Even a generation ago, education experts say, only the wealthiest families considered dividing themselves for the sake of education — generally with the son or daughter traveling overseas, the mother joining as a caretaker and the father staying behind as a money-earning quasi-bachelor. The goal: English fluency, which helps admission to South Korea’s top Ivy-level colleges and leads to jobs at the country’s giant conglomerates.
But South Korea is the scene of perhaps the world’s fiercest competition for a top-of-the-line education, and in a 15- to 20-year span even the average Korean family has turned into an achievement-seeking machine, with parents providing the pressuring, planning and funding. Many children begin English tutoring in kindergarten, and by the time they reach their teens, they’ve become sleep-deprived study-holics, staying at cram schools until well after dark.
As a result of the tightening competition, South Korea has become a booming market for boutique international schools, whose expansive campuses are being built outside crammed Seoul — like here, on the southern island of Jeju. Older students can conceivably go to such schools alone, staying in dorms, but younger students need a parent to relocate with them.
Government data released last month showed that 10 percent of married couples now live apart, twice the rate from 2000. Families who separate for the sake of education have become so commonplace, they even have a name: kirogi kajok, or goose families, because their reunions require a migration. A recent book, Daniel Tudor’s “Korea: The Impossible Country,” put the number of goose families “in the low six figures.”
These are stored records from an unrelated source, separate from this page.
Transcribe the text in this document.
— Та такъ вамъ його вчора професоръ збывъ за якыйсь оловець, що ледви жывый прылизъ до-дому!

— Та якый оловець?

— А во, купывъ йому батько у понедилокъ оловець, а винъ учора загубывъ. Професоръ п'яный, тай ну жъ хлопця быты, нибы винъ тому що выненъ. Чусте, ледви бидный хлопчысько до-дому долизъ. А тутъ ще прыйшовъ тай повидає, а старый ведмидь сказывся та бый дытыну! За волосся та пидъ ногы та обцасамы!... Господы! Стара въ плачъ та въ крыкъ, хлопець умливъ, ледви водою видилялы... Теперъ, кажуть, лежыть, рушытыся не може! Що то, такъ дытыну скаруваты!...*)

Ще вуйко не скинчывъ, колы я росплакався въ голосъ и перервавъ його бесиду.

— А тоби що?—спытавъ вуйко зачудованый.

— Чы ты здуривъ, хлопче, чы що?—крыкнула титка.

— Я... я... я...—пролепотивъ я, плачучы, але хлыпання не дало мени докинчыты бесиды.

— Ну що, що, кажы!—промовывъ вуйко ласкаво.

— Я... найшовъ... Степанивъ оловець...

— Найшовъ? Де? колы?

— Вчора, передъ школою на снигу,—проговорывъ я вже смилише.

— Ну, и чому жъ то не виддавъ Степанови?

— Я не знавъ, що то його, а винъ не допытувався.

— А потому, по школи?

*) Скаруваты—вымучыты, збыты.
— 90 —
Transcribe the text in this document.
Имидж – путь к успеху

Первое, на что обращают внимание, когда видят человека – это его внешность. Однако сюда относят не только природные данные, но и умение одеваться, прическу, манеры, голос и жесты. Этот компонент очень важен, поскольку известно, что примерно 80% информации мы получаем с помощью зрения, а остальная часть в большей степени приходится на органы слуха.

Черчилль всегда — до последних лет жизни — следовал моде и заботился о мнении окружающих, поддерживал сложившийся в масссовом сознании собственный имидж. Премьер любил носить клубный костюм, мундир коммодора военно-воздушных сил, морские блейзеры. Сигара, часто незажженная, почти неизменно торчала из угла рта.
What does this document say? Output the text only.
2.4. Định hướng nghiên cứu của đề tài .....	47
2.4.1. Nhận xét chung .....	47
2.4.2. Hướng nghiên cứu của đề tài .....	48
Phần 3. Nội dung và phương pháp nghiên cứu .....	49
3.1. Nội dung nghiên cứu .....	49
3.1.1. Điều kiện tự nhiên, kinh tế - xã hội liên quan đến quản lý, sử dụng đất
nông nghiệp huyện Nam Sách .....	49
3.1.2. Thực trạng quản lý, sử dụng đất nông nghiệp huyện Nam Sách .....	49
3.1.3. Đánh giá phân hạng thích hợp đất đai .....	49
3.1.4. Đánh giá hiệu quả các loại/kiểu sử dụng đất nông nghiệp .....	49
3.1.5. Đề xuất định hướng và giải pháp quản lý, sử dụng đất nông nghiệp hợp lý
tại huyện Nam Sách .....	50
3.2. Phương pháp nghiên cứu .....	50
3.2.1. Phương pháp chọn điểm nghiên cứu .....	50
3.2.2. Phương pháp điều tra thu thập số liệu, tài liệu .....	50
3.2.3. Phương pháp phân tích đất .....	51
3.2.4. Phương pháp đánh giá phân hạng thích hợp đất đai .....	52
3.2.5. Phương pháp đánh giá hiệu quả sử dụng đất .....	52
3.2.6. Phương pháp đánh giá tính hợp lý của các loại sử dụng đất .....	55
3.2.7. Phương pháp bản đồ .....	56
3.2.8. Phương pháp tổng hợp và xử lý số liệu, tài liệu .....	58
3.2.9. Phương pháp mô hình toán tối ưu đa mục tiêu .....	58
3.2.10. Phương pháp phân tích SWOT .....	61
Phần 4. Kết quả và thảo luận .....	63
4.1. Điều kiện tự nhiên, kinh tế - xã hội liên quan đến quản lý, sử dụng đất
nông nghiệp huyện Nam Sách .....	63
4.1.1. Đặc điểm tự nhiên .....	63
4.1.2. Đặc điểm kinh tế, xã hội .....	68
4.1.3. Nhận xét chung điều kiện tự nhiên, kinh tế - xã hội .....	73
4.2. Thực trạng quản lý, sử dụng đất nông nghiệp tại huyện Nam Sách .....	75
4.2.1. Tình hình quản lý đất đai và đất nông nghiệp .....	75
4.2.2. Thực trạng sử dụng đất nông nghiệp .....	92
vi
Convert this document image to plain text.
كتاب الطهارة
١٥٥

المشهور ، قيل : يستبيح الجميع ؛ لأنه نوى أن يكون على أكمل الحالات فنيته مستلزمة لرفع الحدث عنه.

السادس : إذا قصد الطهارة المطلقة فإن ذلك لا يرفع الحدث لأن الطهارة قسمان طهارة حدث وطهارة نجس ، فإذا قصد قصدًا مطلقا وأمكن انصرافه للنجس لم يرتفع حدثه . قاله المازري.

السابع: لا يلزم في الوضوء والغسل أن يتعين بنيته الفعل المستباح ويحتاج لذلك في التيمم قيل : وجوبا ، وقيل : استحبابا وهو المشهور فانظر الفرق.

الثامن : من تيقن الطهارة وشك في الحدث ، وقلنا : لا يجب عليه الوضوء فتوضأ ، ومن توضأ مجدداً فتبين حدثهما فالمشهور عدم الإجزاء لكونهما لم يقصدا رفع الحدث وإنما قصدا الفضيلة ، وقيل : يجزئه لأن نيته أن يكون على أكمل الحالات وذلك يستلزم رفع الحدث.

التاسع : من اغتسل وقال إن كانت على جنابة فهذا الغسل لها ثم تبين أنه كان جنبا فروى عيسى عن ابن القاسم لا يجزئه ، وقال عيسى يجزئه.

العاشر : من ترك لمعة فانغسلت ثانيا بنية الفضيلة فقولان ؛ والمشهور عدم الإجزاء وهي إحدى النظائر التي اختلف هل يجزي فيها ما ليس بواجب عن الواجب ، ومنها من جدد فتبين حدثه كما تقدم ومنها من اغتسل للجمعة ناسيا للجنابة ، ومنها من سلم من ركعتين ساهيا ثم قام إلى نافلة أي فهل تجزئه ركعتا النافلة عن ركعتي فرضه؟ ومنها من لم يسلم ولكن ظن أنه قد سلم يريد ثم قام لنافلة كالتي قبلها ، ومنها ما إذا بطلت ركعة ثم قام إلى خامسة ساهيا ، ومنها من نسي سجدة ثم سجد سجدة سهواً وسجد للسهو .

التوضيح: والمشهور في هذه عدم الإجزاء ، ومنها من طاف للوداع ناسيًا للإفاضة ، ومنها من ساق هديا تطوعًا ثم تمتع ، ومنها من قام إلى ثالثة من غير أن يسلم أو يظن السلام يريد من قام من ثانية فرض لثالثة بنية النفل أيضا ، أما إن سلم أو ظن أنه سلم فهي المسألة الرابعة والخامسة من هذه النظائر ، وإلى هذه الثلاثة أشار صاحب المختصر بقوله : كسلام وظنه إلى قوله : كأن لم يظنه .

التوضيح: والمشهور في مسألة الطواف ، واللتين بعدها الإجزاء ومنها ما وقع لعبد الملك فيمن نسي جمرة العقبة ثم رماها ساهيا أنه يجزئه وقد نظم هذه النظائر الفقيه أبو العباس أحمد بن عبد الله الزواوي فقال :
Choi’s new townhouse complex, called Canon Village II, is full of goose mothers. Their neighborhood has quiet streets lined with baby palm trees held up by temporary braces, a single convenience store and a just-opened pizza shop. It also borders the grassy campuses of British- and Canadian-run private schools, where courses are taught almost exclusively in English. A teacher at one of the schools said about half the students are living with just one parent.
Several of the moms emphasized that they chose to relocate to Jeju Island as a way to opt out of — not outdo — the competitive Korean education culture. Because their children now attend English-based international schools, the parents said, they wouldn’t face the same need for after-school tutoring institutes (known as hagwons) and they’d have more freedom to learn instruments, to play outdoors and to spend time with friends.